Se tudo tende hoje a se repetir sobre o decalque de velhos esquemas, fá-lo, no entanto, a maior velocidade com o resultado de elaborá-los e determinar mais rápida maturação de sua transformação. 

Isto, porque, encontrando-nos no relativo, não é possível mudar um instinto, uma ideia de nosso “eu”, ou seja, mudar o seu esquema, senão com este processo rotatório em seu derredor, através da longa repetição que nos transforma por meio da aquisição de automatismos novos em lugar dos velhos. 

Hoje corremos, pois, não por correr, o que para nada serve, mas para aprendermos a matutar-nos mais rapidamente, através de um acelerado ritmo de sensações e reações. Voltemos, agora, a observar a estrutura do Sistema sob o aspecto mais importante, que é o da sua grande perfeição. 

Faremos isto em dois momentos, nos quais esta é posta à prova e, por conseguinte, ressalta com mais evidência:  

primeiro no desfazimento da queda e, depois na mecânica da sua auto-reconstrução.
 

No primeiro caso, a perfeição aparece-nos na invulnerabilidade do plano que se realiza da mesma forma, não obstante o erro, persistindo intacto. 

O dano foi reservado somente à parte dos seres que o desejaram, prejuízo que, depois, em face da bondade inerente ao sistema, reduziu-se a escola instrutiva aos fins da reconstrução, em favor de quem praticou o mal. A perfeição do sistema revela-se exatamente nesta retomada e autocorreção, nesta sua arte de saber transformar um mal em bem. 

Isto demonstra que todo o Sistema é feito de bem, tanto que nele sempre termina; ainda mesmo quando o mal possa ter-se originado em seu interior, ele sabe reabsorvê-lo por completo e reconduzi-lo ao bem.

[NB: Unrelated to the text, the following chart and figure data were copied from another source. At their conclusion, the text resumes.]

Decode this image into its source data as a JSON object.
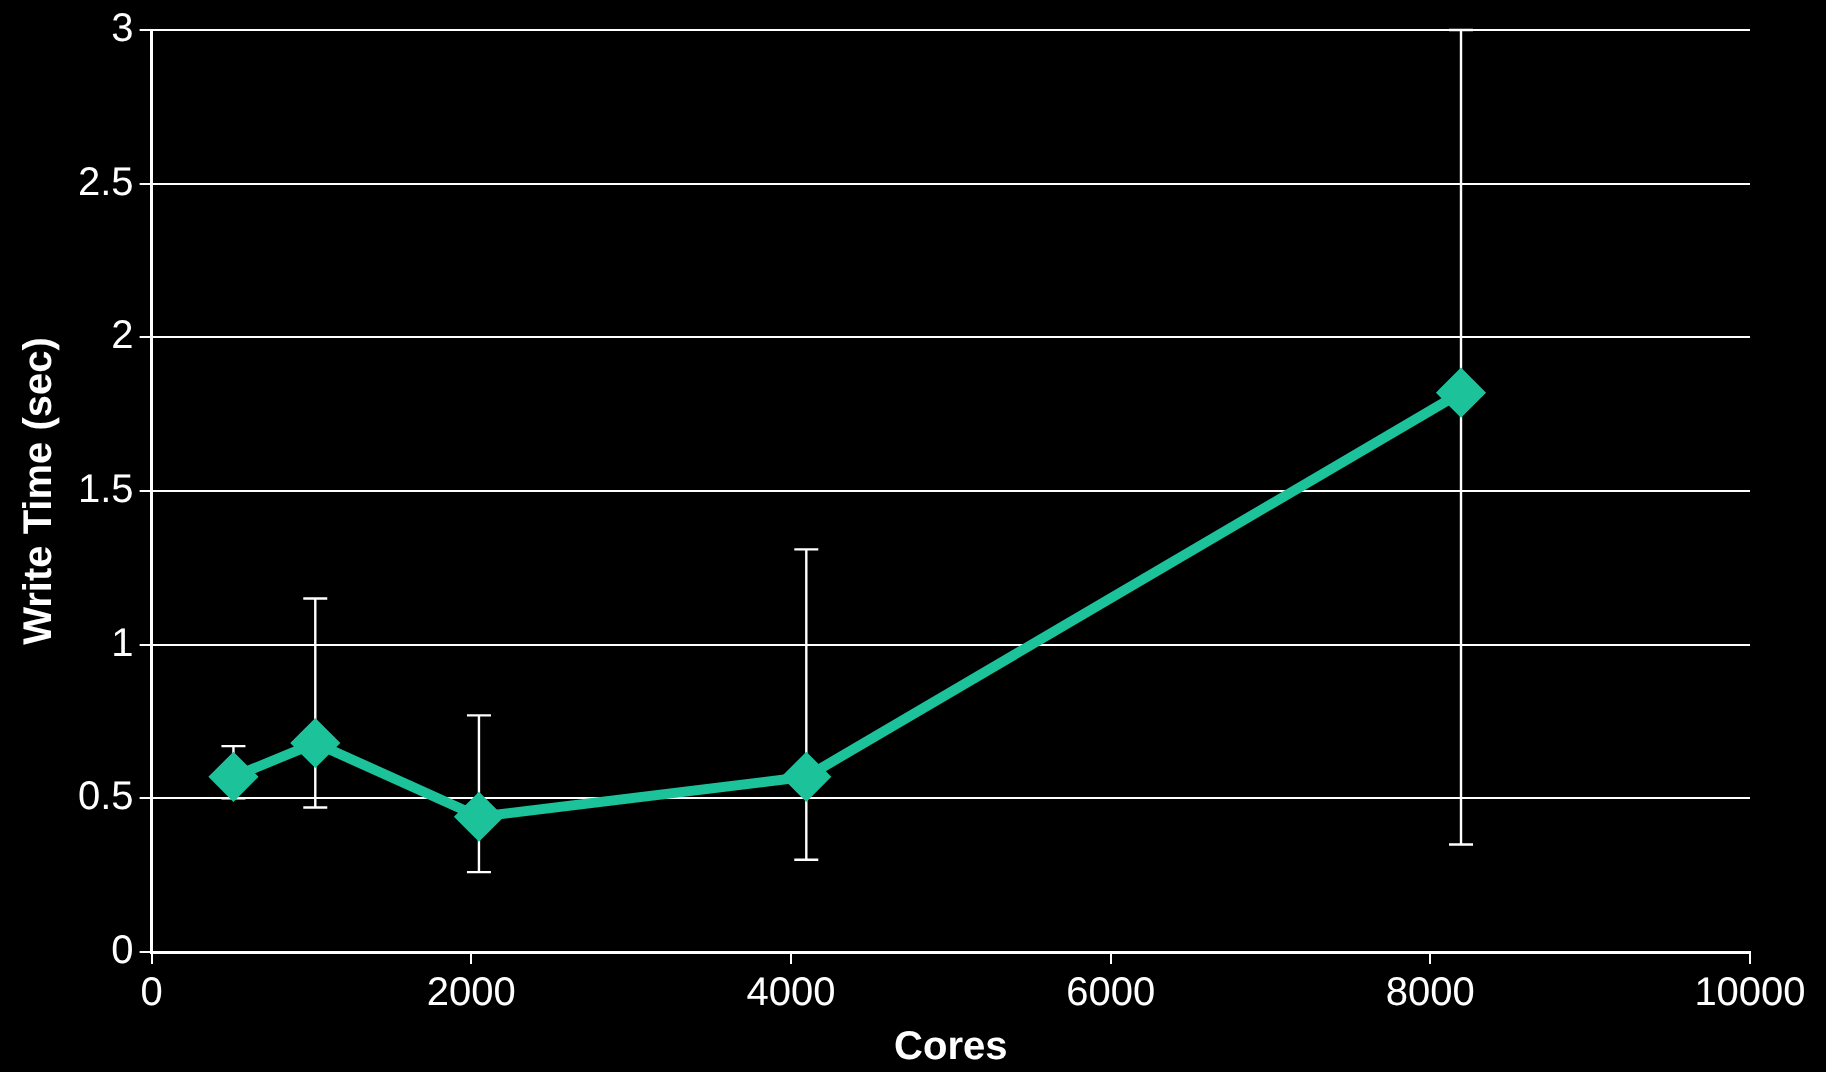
{
  "chart_data": {
    "type": "line",
    "xlabel": "Cores",
    "ylabel": "Write Time (sec)",
    "x": [
      512,
      1024,
      2048,
      4096,
      8192
    ],
    "series": [
      {
        "color": "#1cc29a",
        "values": [
          0.57,
          0.68,
          0.44,
          0.57,
          1.82
        ],
        "errors": [
          [
            0.5,
            0.67
          ],
          [
            0.47,
            1.15
          ],
          [
            0.26,
            0.77
          ],
          [
            0.3,
            1.31
          ],
          [
            0.35,
            3.0
          ]
        ]
      }
    ],
    "xlim": [
      0,
      10000
    ],
    "xticks": [
      0,
      2000,
      4000,
      6000,
      8000,
      10000
    ],
    "ylim": [
      0,
      3
    ],
    "yticks": [
      0,
      0.5,
      1,
      1.5,
      2,
      2.5,
      3
    ],
    "grid": "y",
    "legend": false,
    "marker": "diamond",
    "line_style": "solid"
  }
}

É justamente nesta luta entre o princípio negativo do mal, em que o sistema se corrompeu, e o princípio positivo do bem, que se vê que este último é dominante, mais poderoso, tanto que acaba vencendo. 

Este é o índice do valor do sistema que, apesar de tanto mal, o bem vence. Poderá parecer o contrário a quem vive imerso no momento de um caso particular. Mas assim não é nas grandes linhas.
 

O escopo, efetivamente, era levar o ser a Deus e em ambos os casos foi atingido. No primeiro caso, isso acontece por via direta. A criatura reconhece o Pai, ama-O, segue-O e se harmoniza com o Sistema. 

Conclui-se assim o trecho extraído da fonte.